Enfin la lecture de l’excellente et très érudite édition de la Correspondance entre Liszt et Wagner (revue, présentée et annotée par Georges Liébert : édition qui cite de nombreux extraits de lettres adressées ou reçues par Wagner à d’autres correspondants entre 1841 et 1883, ainsi que des documents s’y rapportant) apporte la preuve de la marginalité de la « question antisémite » chez Wagner, surtout par rapport à celles ayant trait à la création chez lui (en y incluant la question récurrente de la « représentation » de ses oeuvres), mais également aux rapports entre l’art et la vie, ou à la situation de l’art lyrique en Allemagne et ailleurs, ou encore à l’amitié. A considérer le contenu de l’abondante littérature anti-wagnérienne d’hier et d’aujourd’hui (Wagner antisémite compris, même si son auteur s’avère être l’un des « spécialistes » du compositeur), cette lecture faite, comment ne pas citer ce propos de Wagner (dans une lettre du 8 octobre 1855 à Hans von Bülow) : « Si cela t’amuse beaucoup d’écrire dans les journaux, fais le : au total, pourtant, on se compromet trop par là, car on est mêlé aux plus misérables vauriens que notre société produise, à savoir les écrivailleurs et les journalistes. Pour ma part, il ne m’est plus possible de rien faire qui évoquerait chez moi l’idée d’un semblant de respect pour cette stupide et abjecte engeance. Crois moi, les victoires apparentes que nous remportons sur ce terrain constituent en somme les plus déplorables déceptions ; de cette engeance, ne prétendra nous connaître que celui qui y trouvera son intérêt personnel : nul d’entre eux ne nous comprendra vraiment, du moins je l’ai constaté par moi-même ». Wagner parlait en connaissance de cause, vu l’accueil fait généralement par la presse à ses oeuvres lyriques (sans parler du conservatisme des milieux musicaux). Liébert ajoute : « A l’égard des critiques musicaux, sauf rares exceptions, Wagner nourrissait un mépris documenté - et justifié ».

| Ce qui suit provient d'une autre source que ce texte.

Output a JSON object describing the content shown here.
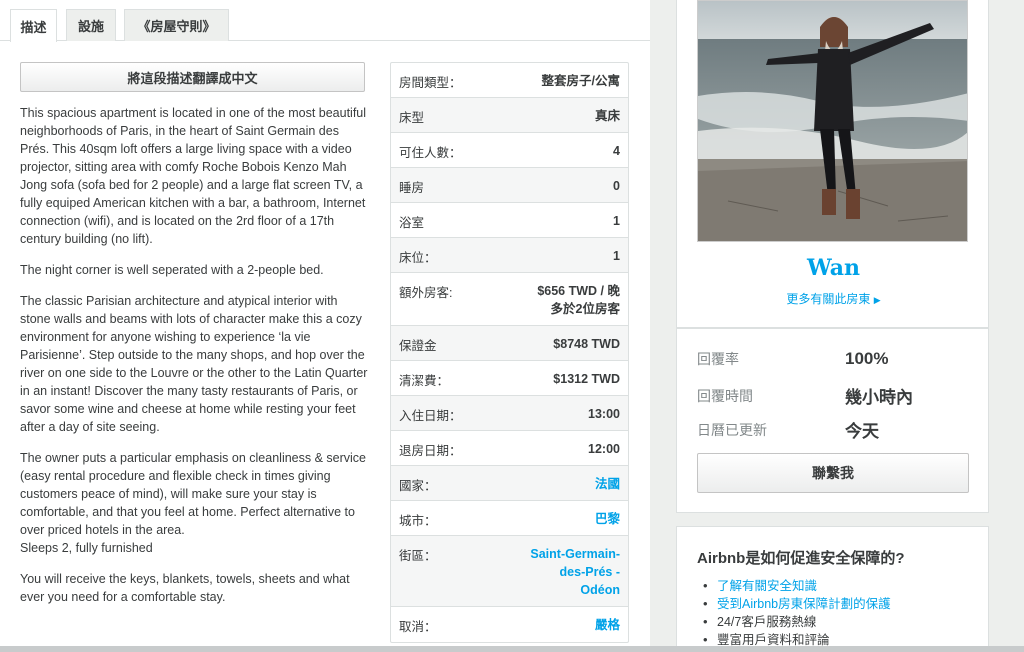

Signalons que le critique musical le plus influent de l’époque, Eduard Hanslick, écrivait en 1881 au sujet de la Sonate en si mineur de Liszt (plus de quinze ans après la création de cette oeuvre pour piano !) « Il est impossible de donner avec des mots une idée de cette monstruosité musicale. Jamais encore je n’avais subi un assemblage plus artificiel et insolent d’éléments aussi disparates, une rage plus furieuse, un assaut plus sanglant contre tout ce qui est musical (…) Qui a entendu ça et le trouve beau est un cas désespéré ». On donnera le dernier mot à Franz Liszt. A Hanslick, qui venait de publier un article dans lequel il estimait que Wagner était « atteint d’une monomanie très connue - l’orgueil de soi-même », Liszt répondit indirectement : « Ne serait-ce pas un souhaitable contrepoint à une autre monomanie plus répandue encore et fort accréditée - l’orgueil de sa bêtise ? ».


PARSIFAL, POUR CONCLURE


« Tout ce fatras catholique me répugne au plus profond de mon âme. Quiconque s’y réfugie doit avoir beaucoup de choses à expier « 

Richard Wagner : Cahier brun du 1er septembre 1865

Malgré Tristan (auquel les veilleurs d’avril 2016 ont rendu très implicitement hommage en écrivant sur les murs de Paris : VIVRE DEBOUT LA NUIT ET NON LE JOUR À GENOUX), malgré à l’échelon inférieur Le Vaisseau fantôme, Tannhäuser, Lohengrin, Les Maîtres chanteurs de Nuremberg (qui rivalisent au XIXe siècle avec Fidelio, Le Freischütz, Boris Godounov, Carmen, et le meilleur de Verdi), la Tétralogie et Parsifal dominent la production wagnérienne. Ici s’arrête la comparaison. En ce qui concerne la Tétralogie chacun s’accorde généralement pour souligner l’osmose entre le texte et la musique, alors que pour Parsifal on soutiendra ici a contrario que la musique entre en conflit avec le livret. Il y a un sens, celui du texte, auquel par moments la musique ne peut se résoudre. De là un opéra qui se prête à diverses interprétations, y compris les plus contradictoires, les pires mêmes (comme on l’a vu au chapitre précédent). Toute représentation, ceci posé, s’apparente à une gageure. De là cette question : Parsifal est-il représentable sur une scène lyrique ?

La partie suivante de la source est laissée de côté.